NEW YORK (GenomeWeb) – Much of the heritability of common diseases that's thought to be missing might be explained by shared environmental factors instead, according to a new analysis from a University of Edinburgh team.
Genome-wide association studies have uncovered scores of loci linked to susceptibility to various diseases, but these variants often only account for a portion of the estimated disease heritability. Edinburgh's Albert Tenesa and his colleagues, though, suggested that this missing heritability might not actually be missing, but instead be due to inflated heritability estimates.
He and his team estimated the heritability of a dozen complex human diseases by drawing on data from 1.5 million people from the UK Biobank using multiple approaches. From these analyses, they found that heritability estimated through simple family-based statistical models were inflated by an average of 47 percent, as they reported today in Nature Genetics.
"Our results are relevant when assessing potential for the development of personalized medicine, providing realistic expectations of the value of genetic testing," Tenesa and his colleagues wrote in their paper. "In addition, demonstration of the importance of environmental risk factors that contribute to the aggregation of disease within families motivates research to identify and moderate these factors."
The team gathered self-reported personal and family disease history data collected by the UK Biobank for 12 diseases, including diabetes, depression, Parkinson's disease, and hypertension, on 1.5 million people. They noted that disease prevalence was higher among participants' parents than among the participants themselves or their siblings, reflecting an age-related increase in disease burden. For each disease, the researchers calculated the relative risk to the parents, siblings, and partners of ill biobank participants.
These relative risk estimates for parents and siblings — which combined data from blood and adoptive relatives — were higher than the relative risk estimates for partners for all diseases except hypertension and lung cancer. This indicated to the researchers that a combination of genetic and shared environmental risk factors contribute to disease development for most diseases.

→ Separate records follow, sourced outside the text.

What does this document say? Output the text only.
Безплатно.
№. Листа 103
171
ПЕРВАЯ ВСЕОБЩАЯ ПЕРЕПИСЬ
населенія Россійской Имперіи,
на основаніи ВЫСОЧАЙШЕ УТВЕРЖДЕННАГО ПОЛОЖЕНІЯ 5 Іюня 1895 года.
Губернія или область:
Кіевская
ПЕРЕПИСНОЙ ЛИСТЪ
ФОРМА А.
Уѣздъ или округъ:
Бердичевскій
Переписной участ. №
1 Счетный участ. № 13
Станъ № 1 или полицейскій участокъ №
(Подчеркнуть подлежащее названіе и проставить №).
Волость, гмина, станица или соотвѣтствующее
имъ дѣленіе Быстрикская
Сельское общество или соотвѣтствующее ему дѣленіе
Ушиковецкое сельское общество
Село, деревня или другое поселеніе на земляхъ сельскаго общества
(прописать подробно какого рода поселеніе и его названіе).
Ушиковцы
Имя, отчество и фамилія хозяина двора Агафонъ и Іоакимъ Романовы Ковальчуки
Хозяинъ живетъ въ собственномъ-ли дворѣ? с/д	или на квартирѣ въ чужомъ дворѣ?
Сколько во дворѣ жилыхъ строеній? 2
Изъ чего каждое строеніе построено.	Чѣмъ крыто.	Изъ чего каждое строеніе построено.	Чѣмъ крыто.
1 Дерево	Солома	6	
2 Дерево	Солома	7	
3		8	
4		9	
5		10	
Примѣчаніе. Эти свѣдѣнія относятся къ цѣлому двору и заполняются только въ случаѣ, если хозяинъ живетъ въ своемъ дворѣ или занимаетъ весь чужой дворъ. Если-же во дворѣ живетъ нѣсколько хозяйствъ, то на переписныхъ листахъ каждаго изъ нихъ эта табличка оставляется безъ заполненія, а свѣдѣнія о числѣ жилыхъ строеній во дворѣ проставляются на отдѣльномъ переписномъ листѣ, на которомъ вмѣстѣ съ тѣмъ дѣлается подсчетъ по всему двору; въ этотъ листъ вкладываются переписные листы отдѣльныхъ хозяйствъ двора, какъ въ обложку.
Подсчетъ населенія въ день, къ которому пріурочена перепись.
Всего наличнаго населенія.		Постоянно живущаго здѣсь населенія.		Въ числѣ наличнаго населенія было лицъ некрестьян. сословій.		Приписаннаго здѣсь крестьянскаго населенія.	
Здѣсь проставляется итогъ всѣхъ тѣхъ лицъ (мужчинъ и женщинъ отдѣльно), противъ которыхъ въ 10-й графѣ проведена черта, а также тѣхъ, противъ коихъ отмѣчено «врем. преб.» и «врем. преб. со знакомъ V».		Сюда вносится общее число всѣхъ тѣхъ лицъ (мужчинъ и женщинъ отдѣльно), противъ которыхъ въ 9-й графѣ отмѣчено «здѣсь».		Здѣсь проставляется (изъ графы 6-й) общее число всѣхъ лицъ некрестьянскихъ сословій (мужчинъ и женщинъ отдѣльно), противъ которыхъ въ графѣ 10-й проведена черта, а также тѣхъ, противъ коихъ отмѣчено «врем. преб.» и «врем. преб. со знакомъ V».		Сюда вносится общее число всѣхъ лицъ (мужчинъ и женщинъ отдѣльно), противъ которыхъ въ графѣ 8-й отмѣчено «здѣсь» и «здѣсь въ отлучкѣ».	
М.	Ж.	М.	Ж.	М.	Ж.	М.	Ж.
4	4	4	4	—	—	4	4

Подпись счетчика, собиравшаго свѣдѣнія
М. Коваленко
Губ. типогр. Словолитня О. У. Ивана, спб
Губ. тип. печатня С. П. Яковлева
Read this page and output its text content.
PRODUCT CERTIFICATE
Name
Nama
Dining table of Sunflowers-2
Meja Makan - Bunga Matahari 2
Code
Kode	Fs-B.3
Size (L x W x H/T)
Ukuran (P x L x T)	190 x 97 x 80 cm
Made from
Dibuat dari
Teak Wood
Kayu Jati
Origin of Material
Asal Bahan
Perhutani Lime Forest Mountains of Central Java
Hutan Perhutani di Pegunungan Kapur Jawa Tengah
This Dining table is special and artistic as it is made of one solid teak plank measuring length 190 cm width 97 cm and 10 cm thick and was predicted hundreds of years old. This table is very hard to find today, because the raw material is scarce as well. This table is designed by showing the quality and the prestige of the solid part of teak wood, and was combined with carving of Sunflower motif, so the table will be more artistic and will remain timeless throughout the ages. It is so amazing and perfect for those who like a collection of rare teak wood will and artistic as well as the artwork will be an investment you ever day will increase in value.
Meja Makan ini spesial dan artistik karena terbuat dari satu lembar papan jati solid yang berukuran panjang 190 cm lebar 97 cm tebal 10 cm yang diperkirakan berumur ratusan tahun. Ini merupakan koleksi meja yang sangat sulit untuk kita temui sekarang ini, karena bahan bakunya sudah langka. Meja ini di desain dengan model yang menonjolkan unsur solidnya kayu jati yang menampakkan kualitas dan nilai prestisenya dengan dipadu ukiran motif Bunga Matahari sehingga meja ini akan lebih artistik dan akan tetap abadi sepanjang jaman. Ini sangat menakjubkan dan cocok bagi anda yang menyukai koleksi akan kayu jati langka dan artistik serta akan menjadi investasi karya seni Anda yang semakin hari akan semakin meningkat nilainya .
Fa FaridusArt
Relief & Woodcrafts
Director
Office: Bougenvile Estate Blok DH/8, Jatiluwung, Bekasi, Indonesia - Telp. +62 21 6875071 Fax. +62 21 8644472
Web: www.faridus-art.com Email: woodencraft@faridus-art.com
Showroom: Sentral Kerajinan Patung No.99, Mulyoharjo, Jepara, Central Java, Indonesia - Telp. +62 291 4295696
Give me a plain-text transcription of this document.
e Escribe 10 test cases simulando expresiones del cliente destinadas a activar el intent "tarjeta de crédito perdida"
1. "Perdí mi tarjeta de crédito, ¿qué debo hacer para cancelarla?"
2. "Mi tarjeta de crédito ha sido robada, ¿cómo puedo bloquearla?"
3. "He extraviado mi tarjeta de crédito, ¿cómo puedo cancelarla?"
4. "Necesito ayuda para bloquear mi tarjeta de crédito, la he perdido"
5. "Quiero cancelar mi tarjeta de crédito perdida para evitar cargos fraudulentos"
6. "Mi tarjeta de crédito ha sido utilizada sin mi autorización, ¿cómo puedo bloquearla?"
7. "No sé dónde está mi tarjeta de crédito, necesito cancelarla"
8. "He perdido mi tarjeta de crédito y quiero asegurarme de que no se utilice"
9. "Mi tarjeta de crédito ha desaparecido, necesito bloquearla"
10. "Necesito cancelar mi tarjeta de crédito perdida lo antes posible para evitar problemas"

The researchers then turned to three approaches to estimate heritability. Using Falconer's method, Tenesa and his colleagues gauged heritability values for pairs of first-degree relatives, such as of a parent and a child or of siblings. They also determined values for adoptive parents and offspring and for adoptive sibling pairs. This approach does not take shared environmental factors among family members into account, the researchers noted.
After accounting for generational differences in disease prevalence, the researchers reported that the highest heritability value between parent and offspring was for severe depression and the highest heritability value between siblings was for prostate cancer.
Heritability value estimates for parent and offspring were lower than those for siblings for hypertension, diabetes, and prostate cancer, among others, which suggested to the researchers that there are non-additive genetic effects at play or that there are higher environmental similarities between siblings than between parents and children.
At the same time, Tenesa and his colleagues reported that the correlation between partners was high for hypertension, though low between adoptive parents and children. However, the adoptive parent-child regression coefficients were greater than zero for heart disease, chronic bronchitis, and breast cancer. Because of this, the researchers said there might be a number of environmental effects shared among family members. Thus, they argued that heritability estimates based on only blood relatives might not reflect the full complexity of shared environmental effects and could be inflated.
Tenesa and his colleagues also used a structural equation modeling (SEM) approach that accounts for shared familial environment to estimate heritability. These values, they reported, were typically lower than those generated using Falconer's method. Still, for most diseases, genetic effects were the major contributor to disease risk, but for some, such as hypertension, the effect of the shared familial environment was more important than the genetic effects.
Using simulated data, the researchers concluded that there was an overestimation of heritability for all 12 diseases they studied.
In addition, heritability estimates based on SNP data could explain an average of 44.2 percent of the Falconer's method estimates and between 44 percent and 57 percent of the SEM family-based heritability estimates.
For hypertension, though, SNP heritability explains just about all of the SEM heritability, indicating that for a disease where much of the familial environmental factors could be modeled, there might be very little missing heritability.
"The 12 diseases analyzed in this large cohort of individuals show significant but moderate values of heritability and an important impact of shared familial environmental effects and support the case for combining these factors with genetic marker information to improve the performance of disease risk prediction methods," Tenesa and his colleagues wrote.